Larry Wall larry-at-wall.org |Perl 6| wrote:
Sure, but this is a weak argument, since you can already write complete
ord/chr nonsense at the codepoint level (even in ASCII), and all we're
doing here is making graphemes work more like codepoints in terms of
storage and indexing.  If people abuse it, they have only themselves
to blame for relying on what is essentially an implementation detail.
The whole point of ord is to cheat, so if they get caught cheating,
well, they just have to take their lumps.  In the age of Unicode,
ord and chr are pretty much irrelevant to most normal text processing
anyway except for encoders and decoders, so there's not a great deal
of point in labeling the integers as an opaque type, in my opinion.

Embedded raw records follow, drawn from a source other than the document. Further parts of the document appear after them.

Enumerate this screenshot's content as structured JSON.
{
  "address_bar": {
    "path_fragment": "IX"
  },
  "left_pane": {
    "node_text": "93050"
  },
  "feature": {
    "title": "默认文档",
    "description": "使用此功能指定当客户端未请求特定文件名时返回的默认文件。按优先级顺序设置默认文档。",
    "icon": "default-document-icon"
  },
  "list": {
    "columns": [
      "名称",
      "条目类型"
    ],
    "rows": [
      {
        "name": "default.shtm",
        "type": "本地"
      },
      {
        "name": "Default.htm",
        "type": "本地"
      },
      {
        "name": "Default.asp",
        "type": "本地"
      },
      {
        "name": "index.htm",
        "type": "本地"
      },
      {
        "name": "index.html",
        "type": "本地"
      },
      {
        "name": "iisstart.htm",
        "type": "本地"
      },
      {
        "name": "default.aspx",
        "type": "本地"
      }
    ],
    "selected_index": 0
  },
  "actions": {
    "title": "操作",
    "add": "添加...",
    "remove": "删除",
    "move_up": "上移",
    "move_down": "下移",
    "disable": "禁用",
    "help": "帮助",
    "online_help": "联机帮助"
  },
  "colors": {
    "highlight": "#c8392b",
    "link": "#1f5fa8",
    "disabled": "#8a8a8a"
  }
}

Playing the Devil's Advocate here, some other discussion on this thread made me think of something. People already write code that expects ord's to be ordered. Instead of saying, "well, use code points if you want to do that" we can encourage people to embrace graphemes and say "don't use code points or bytes! Use graphemes!" if they behave in a familiar enough manner.

So on one hand I say "viva la revolution!", graphemes are modeled after the object identity, which is totally opaque except for equality testing. But on the other hand, I want to say "they may be funky inside, but you can still _use_ them in the ways you want..." and assure that they work as hash keys and are not only ordered but include ASCII ordering as a subgroup. But, still not disallow any good implementation ideas that befit totally different implementations.

Of course, that's not a problem unique to graphemes. The object identity keys, for example. Any forward-thinking that replaces old values with magic cookies. Perhaps we need a general class that will assign orderable tags to arbitrary values and remember the mapping, and use that for more general cases. It can be explicitly specialized to use any implementation-dependent ordering that actually exists on that type, and the general case would just be to memo-ize an int mapping.